In an Algebra II class that I taught whenever I was absent I would create these comics lessons for my students. And that was some of the feedback that I got from them is that, you know, with these comics lessons it was visual, unlike their math textbooks. But then on top of that the students themselves could control how quickly or slowly they read through that lecture. Unlike when I was lecturing in person, right? When I’m lecturing in person I decide how fast or slow I speak. But when they’re reading it in the form of a comic, if they didn’t understand a passage within that comic they could reread it as quickly or as slowly as they needed to.

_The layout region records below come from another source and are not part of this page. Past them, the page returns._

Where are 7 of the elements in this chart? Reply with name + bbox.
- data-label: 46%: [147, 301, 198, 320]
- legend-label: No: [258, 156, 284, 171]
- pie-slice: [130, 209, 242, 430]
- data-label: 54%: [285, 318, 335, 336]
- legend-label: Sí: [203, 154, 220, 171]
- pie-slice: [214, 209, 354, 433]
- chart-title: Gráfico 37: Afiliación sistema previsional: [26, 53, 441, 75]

In the past I think parents and teachers had almost a hierarchy of reading. They saw picture books as almost the lower form of reading than pure prose novels. And comic books, which is my area of expertise, were either left out of the equation altogether or they were seen as like this middle point, this stepping stone between picture books and prose books. And if you were a good enough student you wouldn’t need that stepping stone. Things are changing now and I think more and more parents and teachers are realizing that pictures can be a very sophisticated way of communicating information. Just as sophisticated as text. Back in the olden days, if you look at comics often the picture was there to basically present what the words were already conveying. So you would have a caption that says “Superman punches Lex Luthor.” And then in the picture it would just show you Superman punching Lex Luthor, right? And I think that contributed to this idea that comics were meant for the “mentally deficient.” If you weren’t smart enough to get the meaning of those words then you could at least read the picture. Nowadays though I think if you look at the top comic book writers, the top comic book creators, the relationship between the words and the pictures is much more complex. Often they will pass narrative responsibility back and forth; so in certain parts of a comic or graphic novel the words will convey what the most important information is in that story, and then in the next passage it would get passed to the pictures. And in the hands of a skilled creator each of those forms, each of those forms of communication, the picture and the words, will be leveraged for what they’re best at. There are other comics where the words and the pictures are actually contradicting each other. They might even be telling two different stories, describing two different realities, and they ask you as the reader to decide which one is true.

I really think that to engage today’s audience – today’s audience has grown up on stories. Every single one of us has probably consumed thousands and thousands and thousands of stories within our lifetime. In order to engage in audiences sophisticated as that, you need to have a sophisticated dynamic between words and pictures.